M. A...B...a demandé au juge des référés du tribunal administratif de Strasbourg, statuant sur le fondement de l'article L. 521-2 du code de justice administrative, d'une part, d'enjoindre au préfet, à titre principal, d'enregistrer sa demande d'asile et de lui délivrer une attestation de demande d'asile dans un délai de trois jours à compter de la notification de l'ordonnance à intervenir et, à titre subsidiaire, de réexaminer sa situation et, d'autre part, d'ordonner la suspension de l'exécution de la décision du 13 avril 2018 par laquelle le préfet du Haut-Rhin a prolongé le délai de transfert aux autorités italiennes pour le porter à 18 mois. Par une ordonnance n° 1803094 du 18 mai 2018, le juge des référés du tribunal administratif de Strasbourg a rejeté sa demande.

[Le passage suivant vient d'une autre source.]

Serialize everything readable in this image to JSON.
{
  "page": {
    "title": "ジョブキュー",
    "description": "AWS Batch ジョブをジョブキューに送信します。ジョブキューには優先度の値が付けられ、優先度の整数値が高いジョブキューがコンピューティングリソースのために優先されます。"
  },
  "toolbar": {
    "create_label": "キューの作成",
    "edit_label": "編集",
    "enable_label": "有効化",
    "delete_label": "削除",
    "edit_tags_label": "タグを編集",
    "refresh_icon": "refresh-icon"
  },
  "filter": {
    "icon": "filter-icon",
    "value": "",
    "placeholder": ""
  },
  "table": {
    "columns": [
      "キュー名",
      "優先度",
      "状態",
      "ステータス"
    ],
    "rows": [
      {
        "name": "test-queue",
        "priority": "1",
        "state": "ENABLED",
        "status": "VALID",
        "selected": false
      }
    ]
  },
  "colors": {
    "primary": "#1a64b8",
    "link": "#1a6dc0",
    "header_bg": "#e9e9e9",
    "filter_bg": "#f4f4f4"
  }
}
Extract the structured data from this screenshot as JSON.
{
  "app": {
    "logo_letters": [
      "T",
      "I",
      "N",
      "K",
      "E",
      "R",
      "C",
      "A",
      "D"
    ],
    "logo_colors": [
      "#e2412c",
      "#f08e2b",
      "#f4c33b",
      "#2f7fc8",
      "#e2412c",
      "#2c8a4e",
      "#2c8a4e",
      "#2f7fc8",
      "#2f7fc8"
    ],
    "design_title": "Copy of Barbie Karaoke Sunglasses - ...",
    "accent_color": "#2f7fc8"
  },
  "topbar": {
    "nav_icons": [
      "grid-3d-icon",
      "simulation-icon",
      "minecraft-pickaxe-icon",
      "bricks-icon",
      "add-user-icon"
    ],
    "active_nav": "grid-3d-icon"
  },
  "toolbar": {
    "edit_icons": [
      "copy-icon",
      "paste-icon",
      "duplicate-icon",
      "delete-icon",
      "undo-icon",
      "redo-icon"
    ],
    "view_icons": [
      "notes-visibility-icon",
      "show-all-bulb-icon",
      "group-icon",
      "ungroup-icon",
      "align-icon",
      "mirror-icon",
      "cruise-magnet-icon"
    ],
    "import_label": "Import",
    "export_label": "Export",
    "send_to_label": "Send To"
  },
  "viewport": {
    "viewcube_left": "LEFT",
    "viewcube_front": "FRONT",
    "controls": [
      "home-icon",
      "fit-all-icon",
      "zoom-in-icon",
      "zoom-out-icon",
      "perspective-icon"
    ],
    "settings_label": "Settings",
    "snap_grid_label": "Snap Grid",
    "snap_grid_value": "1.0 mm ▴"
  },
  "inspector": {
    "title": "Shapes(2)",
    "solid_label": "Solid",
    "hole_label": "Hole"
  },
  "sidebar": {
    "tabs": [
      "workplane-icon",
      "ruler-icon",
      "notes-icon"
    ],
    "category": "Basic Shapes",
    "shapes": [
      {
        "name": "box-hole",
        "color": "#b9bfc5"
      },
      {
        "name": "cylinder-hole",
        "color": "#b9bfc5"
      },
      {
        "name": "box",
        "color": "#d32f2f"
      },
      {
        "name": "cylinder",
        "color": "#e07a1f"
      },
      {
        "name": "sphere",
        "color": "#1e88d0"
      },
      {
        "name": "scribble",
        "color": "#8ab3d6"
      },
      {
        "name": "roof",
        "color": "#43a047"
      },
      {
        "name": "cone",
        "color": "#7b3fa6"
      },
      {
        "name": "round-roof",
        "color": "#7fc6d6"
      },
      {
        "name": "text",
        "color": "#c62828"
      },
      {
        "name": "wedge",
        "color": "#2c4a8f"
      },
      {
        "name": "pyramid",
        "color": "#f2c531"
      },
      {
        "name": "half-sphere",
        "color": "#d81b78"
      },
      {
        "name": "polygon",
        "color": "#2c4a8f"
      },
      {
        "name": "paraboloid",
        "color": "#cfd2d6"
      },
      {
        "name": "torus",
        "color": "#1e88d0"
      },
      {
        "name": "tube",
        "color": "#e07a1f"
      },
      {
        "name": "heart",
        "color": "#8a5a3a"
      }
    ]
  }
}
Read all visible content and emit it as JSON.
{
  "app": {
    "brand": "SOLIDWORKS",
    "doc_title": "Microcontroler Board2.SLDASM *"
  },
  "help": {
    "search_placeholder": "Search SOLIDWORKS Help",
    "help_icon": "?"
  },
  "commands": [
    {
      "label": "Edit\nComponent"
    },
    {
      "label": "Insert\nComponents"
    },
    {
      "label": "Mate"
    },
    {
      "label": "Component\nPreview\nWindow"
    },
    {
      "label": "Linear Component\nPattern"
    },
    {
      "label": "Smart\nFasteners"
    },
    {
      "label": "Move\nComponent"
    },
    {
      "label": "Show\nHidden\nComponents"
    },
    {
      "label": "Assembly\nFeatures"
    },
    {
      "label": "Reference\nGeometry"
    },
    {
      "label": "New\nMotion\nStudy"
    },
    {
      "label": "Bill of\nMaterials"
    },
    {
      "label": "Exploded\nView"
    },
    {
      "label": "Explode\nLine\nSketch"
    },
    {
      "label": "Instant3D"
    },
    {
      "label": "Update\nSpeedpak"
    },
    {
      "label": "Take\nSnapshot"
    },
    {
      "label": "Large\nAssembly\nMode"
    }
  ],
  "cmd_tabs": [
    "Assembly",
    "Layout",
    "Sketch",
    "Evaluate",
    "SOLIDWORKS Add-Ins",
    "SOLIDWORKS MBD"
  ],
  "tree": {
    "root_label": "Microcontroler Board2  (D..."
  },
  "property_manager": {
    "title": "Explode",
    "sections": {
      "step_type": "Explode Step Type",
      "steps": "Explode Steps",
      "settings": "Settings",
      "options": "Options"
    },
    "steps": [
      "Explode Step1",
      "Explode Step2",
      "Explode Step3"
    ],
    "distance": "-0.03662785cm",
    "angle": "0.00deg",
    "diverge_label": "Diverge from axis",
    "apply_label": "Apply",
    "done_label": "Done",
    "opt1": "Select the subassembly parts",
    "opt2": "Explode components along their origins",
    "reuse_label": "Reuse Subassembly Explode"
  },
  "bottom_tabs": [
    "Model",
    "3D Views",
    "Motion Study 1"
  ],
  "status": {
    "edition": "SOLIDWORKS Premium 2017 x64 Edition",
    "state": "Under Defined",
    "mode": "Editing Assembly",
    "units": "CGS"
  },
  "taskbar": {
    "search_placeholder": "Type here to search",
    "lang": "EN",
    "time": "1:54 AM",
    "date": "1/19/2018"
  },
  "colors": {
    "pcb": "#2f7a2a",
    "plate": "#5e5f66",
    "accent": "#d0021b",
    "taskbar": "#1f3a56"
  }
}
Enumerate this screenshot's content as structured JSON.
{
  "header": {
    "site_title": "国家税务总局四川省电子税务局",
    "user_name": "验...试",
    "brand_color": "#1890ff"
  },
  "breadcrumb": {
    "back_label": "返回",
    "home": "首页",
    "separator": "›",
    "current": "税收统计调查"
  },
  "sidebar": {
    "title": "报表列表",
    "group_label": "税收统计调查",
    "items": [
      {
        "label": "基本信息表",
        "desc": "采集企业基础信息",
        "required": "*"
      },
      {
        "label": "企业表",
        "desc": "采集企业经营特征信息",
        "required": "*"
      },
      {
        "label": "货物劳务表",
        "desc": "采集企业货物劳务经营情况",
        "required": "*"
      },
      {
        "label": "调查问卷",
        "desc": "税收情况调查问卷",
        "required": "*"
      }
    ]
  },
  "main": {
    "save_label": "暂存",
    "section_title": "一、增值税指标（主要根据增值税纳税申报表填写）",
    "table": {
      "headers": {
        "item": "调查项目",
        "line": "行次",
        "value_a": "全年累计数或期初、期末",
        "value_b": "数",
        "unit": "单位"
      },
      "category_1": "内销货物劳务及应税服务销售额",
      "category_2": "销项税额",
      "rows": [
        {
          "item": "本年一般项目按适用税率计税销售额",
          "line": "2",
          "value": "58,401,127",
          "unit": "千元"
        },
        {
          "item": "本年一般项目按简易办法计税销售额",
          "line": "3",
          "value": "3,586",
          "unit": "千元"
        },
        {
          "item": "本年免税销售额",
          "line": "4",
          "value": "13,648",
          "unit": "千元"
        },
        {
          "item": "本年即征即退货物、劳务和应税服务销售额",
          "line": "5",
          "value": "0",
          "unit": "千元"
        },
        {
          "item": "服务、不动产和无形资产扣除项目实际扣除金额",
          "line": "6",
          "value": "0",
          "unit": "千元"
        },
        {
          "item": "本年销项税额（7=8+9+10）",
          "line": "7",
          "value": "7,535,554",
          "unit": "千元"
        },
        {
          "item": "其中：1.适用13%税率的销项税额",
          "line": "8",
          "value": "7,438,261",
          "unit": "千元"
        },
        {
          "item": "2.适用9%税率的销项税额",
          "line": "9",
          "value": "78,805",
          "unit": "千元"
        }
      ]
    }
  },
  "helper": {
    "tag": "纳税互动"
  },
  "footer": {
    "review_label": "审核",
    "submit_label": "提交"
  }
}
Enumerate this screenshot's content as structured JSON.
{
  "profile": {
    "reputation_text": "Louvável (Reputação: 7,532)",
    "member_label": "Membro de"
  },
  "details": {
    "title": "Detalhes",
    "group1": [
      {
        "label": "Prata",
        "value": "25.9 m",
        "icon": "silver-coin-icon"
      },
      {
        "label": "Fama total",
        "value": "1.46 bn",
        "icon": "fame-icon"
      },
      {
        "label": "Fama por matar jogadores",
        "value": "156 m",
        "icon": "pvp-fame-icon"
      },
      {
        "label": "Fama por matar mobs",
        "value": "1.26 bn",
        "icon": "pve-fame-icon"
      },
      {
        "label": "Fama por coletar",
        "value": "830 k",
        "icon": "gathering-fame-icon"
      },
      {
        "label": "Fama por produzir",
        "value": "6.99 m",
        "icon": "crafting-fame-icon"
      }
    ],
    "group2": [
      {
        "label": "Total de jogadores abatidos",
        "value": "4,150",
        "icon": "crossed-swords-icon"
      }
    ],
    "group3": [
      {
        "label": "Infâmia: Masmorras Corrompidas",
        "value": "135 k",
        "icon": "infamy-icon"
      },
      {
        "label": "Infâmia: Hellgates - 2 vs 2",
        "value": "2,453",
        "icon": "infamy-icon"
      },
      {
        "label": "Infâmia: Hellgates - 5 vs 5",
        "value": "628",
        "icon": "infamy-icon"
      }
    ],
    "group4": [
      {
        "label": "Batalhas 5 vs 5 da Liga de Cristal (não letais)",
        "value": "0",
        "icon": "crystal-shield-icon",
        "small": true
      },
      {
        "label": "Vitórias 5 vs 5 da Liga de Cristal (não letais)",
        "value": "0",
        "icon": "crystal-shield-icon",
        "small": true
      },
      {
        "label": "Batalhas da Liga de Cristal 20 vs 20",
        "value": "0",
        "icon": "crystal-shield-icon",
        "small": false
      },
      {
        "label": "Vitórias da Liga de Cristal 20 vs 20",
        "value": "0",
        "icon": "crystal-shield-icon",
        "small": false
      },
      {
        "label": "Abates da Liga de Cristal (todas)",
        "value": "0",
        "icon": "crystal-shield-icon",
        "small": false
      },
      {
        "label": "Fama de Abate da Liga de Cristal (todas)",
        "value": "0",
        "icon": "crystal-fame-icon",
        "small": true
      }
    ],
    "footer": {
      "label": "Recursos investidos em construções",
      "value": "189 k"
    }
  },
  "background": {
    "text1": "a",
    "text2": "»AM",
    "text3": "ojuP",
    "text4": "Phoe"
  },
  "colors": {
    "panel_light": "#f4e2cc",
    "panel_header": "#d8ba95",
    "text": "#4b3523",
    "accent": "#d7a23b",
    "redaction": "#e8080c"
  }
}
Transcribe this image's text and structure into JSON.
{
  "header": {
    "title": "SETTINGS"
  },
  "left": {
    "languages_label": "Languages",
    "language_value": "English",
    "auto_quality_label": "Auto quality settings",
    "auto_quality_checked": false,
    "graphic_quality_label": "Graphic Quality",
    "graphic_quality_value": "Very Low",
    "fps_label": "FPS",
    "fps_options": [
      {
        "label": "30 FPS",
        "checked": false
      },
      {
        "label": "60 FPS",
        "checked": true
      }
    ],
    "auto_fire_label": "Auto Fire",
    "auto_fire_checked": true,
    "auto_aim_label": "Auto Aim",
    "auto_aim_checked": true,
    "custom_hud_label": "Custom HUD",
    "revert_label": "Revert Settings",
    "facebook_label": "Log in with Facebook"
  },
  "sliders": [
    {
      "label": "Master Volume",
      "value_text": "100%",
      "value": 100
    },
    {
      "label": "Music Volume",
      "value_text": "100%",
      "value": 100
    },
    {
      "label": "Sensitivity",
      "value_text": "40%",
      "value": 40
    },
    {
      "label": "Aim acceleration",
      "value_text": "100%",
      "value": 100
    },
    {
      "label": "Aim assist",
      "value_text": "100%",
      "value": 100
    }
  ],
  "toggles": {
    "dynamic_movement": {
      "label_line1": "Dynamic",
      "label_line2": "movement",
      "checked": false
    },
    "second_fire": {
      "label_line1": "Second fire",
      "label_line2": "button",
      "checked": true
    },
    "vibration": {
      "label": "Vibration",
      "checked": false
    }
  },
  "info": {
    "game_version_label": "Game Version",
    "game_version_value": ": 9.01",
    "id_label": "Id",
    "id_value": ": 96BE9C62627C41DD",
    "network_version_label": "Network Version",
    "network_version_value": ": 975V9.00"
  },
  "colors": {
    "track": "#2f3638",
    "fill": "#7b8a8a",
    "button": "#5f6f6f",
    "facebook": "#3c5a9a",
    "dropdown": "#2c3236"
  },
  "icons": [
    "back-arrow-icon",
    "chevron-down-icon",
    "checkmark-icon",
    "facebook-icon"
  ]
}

Par une requête enregistrée le 27 mai 2018 au secrétariat du contentieux du Conseil d'Etat, M. B...demande au juge des référés du Conseil d'Etat, statuant sur le fondement de l'article L. 521-2 du code de justice administrative :

1°) d'annuler cette ordonnance ;

2°) de faire droit à sa demande de première instance.


Il soutient que :
- la condition d'urgence est remplie dès lors que, actuellement placé en centre de rétention administrative en vue de l'exécution de l'arrêté du 1er décembre 2017, il est susceptible d'être transféré à tout moment en Italie ;
- il est porté une atteinte grave et manifestement illégale à son droit d'asile dès lors que, d'une part, il revient aux autorités française de traiter sa demande d'asile dans la mesure où le délai d'exécution de six mois de la mesure de transfert aux autorités italiennes a expiré et, d'autre part, ce délai ne pouvait être légalement prolongé dès lors que l'intéressé ne s'est pas soustrait de façon intentionnelle et systématique au contrôle de l'autorité administrative en vue de faire obstacle à la mesure d'éloignement le concernant.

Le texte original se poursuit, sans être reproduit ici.